ECE lets you manage snapshot repositories, so that you can back up and restore your clusters. This mechanism allows you to centrally manage your snapshot repositories, assigning them to deployments, and restoring snapshots to an existing or new deployment. Since the admin-console-elasticsearch and security clusters have a key role in making sure your ECE installation is operational, it’s important that you configure a snapshot repository after you complete your ECE installation and enable snapshots for both the admin-console-elasticsearch and security clusters, so that you can easily restore them if needed.

As mentioned earlier, the logging-and-metrics cluster stores important information about your environment logs and metrics. There are also additional configurations provided out-of-the-box, such as data views (formerly index patterns), visualizations, and dashboards, that will require running an external script to recreate if you do not have a snapshot to restore from. We recommend that you also back up the logging-and-metrics cluster, though it is up to you to decide if that information should be available to be restored.

To configure snapshot repositories, check Add snapshot repository configurations.


Both the admin-console-elasticsearch and security clusters require relatively small amounts of RAM and almost no disk space, so increasing their size to 4 GB or 8 GB RAM per data node should be sufficient.

The logging-and-metric cluster should be sized according to the expected workload, which will affect the daily ingest size and which depends on the number of ECE hosts, deployments, and which logs will be enabled, such as slow logs, audit logs, and more. As with any other time-series data, you should also make sure to properly manage your indices and delete old indices based on your desired retention period.

Access to system deploymentsedit

In the case of the admin-console-elasticsearch and security system deployments, the team managing ECE and assigned to the platform admin role should have permission to change each system deployment configuration and also to access each cluster itself.

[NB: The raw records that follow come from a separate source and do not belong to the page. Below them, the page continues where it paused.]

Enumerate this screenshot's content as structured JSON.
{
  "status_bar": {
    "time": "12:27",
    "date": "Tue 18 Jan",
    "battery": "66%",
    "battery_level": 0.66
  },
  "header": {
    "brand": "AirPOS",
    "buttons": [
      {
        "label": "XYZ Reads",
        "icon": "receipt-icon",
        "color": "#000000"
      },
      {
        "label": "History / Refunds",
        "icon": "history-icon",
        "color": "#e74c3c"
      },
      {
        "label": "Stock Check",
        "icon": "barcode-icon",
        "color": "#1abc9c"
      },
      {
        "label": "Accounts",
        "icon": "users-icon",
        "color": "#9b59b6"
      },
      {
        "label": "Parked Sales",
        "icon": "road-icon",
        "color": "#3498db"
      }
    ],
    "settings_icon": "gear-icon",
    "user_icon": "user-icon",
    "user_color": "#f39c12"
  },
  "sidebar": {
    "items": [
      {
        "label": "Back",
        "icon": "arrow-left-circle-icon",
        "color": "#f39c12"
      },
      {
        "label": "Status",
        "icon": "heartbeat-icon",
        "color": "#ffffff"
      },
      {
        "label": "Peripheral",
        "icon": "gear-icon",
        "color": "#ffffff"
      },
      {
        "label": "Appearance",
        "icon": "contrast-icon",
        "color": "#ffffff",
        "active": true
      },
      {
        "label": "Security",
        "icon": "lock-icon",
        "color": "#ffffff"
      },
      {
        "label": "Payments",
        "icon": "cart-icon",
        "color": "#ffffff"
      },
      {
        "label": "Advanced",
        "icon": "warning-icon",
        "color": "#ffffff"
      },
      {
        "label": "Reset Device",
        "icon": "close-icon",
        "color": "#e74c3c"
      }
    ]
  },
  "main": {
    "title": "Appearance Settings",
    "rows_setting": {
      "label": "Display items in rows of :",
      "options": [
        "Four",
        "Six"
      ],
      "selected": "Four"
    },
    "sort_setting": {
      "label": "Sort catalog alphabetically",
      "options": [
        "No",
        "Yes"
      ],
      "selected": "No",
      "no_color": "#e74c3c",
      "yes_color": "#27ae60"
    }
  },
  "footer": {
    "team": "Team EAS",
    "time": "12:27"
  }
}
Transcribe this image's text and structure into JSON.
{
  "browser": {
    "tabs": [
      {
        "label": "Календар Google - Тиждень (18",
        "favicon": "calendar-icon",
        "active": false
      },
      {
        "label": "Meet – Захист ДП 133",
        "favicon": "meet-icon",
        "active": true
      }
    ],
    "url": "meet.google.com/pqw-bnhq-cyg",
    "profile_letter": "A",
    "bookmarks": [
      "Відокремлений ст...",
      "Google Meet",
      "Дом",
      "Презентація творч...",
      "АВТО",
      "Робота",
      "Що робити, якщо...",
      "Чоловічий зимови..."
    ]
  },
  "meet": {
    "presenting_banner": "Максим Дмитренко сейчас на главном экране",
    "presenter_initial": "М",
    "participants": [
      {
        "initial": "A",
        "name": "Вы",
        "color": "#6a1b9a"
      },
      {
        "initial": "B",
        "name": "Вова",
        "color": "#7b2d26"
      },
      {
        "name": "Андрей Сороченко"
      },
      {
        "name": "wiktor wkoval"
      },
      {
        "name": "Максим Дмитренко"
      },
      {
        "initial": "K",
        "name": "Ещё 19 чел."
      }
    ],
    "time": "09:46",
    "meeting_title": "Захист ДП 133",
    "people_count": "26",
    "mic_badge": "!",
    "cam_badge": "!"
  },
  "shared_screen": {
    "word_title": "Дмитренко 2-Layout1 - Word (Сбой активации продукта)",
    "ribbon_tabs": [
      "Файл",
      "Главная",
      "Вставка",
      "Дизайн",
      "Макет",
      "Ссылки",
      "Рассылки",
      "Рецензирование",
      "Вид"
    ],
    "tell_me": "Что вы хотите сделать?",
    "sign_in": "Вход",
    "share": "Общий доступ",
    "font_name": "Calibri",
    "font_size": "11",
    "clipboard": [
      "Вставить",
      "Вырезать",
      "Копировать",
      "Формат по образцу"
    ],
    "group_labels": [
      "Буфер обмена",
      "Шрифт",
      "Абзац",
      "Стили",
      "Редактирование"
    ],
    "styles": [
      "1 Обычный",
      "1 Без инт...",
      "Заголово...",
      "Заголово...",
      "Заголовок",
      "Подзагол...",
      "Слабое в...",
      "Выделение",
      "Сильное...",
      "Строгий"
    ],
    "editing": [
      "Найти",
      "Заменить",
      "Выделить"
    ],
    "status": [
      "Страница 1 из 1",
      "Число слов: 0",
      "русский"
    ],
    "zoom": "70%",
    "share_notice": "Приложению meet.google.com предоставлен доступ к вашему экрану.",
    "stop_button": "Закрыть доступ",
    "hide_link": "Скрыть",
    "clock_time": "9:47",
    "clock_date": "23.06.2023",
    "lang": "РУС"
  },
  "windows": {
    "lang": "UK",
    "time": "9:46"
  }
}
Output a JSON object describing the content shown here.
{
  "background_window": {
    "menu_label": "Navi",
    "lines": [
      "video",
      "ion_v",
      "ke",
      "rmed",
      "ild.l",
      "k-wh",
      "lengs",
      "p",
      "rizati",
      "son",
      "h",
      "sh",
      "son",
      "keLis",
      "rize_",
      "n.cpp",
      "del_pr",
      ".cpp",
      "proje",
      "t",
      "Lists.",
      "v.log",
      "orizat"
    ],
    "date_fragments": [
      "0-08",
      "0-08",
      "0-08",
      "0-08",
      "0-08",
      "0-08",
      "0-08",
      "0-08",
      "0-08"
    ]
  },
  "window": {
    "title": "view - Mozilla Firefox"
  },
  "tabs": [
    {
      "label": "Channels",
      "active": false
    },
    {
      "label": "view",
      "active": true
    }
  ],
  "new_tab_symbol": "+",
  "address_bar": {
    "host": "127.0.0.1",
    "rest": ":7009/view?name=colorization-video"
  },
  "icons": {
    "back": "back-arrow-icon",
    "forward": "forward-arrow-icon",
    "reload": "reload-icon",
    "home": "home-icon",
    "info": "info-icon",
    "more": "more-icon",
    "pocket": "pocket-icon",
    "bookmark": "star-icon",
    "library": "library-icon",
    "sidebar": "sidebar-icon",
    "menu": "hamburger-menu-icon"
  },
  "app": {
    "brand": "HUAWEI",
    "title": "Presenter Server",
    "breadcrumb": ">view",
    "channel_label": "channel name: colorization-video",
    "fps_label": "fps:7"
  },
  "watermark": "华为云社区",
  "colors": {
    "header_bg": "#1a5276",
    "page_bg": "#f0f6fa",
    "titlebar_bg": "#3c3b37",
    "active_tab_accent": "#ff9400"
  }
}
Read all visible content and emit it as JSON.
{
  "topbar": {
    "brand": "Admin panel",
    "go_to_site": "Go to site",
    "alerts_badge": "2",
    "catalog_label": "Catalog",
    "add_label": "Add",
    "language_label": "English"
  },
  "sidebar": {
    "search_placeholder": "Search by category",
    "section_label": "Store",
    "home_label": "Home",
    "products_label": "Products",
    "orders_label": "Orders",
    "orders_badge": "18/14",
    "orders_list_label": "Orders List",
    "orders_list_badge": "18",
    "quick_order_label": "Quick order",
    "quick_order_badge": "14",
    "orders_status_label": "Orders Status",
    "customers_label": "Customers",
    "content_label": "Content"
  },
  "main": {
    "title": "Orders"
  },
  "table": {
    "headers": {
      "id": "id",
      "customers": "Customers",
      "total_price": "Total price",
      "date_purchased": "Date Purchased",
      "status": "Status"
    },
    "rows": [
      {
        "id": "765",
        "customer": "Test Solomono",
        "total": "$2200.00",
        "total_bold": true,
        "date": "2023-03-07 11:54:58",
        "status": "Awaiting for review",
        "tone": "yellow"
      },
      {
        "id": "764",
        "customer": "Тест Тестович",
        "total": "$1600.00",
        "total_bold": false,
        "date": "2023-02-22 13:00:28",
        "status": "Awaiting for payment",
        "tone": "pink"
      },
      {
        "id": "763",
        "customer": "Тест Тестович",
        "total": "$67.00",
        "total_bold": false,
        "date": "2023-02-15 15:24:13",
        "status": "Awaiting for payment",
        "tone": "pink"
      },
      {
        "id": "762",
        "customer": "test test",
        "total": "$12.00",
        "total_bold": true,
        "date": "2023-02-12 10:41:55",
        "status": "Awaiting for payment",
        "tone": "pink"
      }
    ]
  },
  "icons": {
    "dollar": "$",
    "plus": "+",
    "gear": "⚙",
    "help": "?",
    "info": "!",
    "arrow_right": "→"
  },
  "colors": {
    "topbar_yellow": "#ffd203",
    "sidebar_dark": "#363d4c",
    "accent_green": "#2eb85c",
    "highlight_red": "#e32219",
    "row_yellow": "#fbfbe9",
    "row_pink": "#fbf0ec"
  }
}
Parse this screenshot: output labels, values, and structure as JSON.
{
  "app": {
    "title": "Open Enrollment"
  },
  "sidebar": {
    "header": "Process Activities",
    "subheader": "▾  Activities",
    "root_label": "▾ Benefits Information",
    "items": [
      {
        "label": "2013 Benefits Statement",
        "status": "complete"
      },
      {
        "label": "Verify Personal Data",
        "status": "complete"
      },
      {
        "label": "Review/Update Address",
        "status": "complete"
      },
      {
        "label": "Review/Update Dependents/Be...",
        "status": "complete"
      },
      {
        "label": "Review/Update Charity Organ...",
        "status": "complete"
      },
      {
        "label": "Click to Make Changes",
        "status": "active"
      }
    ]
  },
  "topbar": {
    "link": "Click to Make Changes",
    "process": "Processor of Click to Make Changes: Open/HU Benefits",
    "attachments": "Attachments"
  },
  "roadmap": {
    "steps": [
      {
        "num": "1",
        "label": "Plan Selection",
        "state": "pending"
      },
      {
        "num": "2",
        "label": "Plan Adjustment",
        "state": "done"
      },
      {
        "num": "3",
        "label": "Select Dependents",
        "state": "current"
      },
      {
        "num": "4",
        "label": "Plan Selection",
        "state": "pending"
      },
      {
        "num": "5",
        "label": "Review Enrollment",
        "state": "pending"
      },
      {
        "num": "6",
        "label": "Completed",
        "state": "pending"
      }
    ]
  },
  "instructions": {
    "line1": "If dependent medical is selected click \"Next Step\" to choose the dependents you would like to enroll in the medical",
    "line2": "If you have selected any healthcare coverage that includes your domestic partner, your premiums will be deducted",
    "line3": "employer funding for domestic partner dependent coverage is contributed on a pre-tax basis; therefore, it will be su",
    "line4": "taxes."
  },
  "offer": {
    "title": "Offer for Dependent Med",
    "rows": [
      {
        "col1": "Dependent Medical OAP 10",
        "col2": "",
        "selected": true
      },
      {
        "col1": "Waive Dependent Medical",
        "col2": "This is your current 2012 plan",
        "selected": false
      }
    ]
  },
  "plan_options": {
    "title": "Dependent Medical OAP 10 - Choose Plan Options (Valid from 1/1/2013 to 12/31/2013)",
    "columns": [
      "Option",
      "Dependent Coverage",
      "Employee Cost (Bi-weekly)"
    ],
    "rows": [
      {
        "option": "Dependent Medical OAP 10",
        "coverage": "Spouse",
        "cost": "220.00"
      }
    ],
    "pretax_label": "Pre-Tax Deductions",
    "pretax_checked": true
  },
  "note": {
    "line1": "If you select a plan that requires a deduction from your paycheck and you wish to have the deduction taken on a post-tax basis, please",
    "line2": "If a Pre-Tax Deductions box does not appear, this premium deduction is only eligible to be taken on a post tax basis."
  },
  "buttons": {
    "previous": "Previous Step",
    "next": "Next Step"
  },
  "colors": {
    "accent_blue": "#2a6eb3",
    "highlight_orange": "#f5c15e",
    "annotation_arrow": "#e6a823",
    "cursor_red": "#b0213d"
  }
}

The logging-and-metrics cluster is different since, as an ECE admin, you likely want to provide users with access to the cluster in order to troubleshoot issues without your assistance, for example. In order to manage access to that cluster, you can configure roles that will provide access to the relevant indices, map those to users, and manage access to Kibana by leveraging the Elastic security integration with your authentication provider, such as LDAP, SAML, or AD. To configure one of those security realms, check LDAP, Active Directory or SAML.

The logging-and-metrics cluster is only intended for troubleshooting ECE deployment issues. If your use case involves modifying or normalizing logs from Elasticsearch or Kibana, use a separate dedicated monitoring deployment instead.

You can’t use ECE’s single sign-on (SSO) to access system deployments.

Enabling integration with external authentication provider requires that you set the system_owned flag to false in order to change the elasticsearch.yaml configuration. Remember to set the flag back to true after you are done.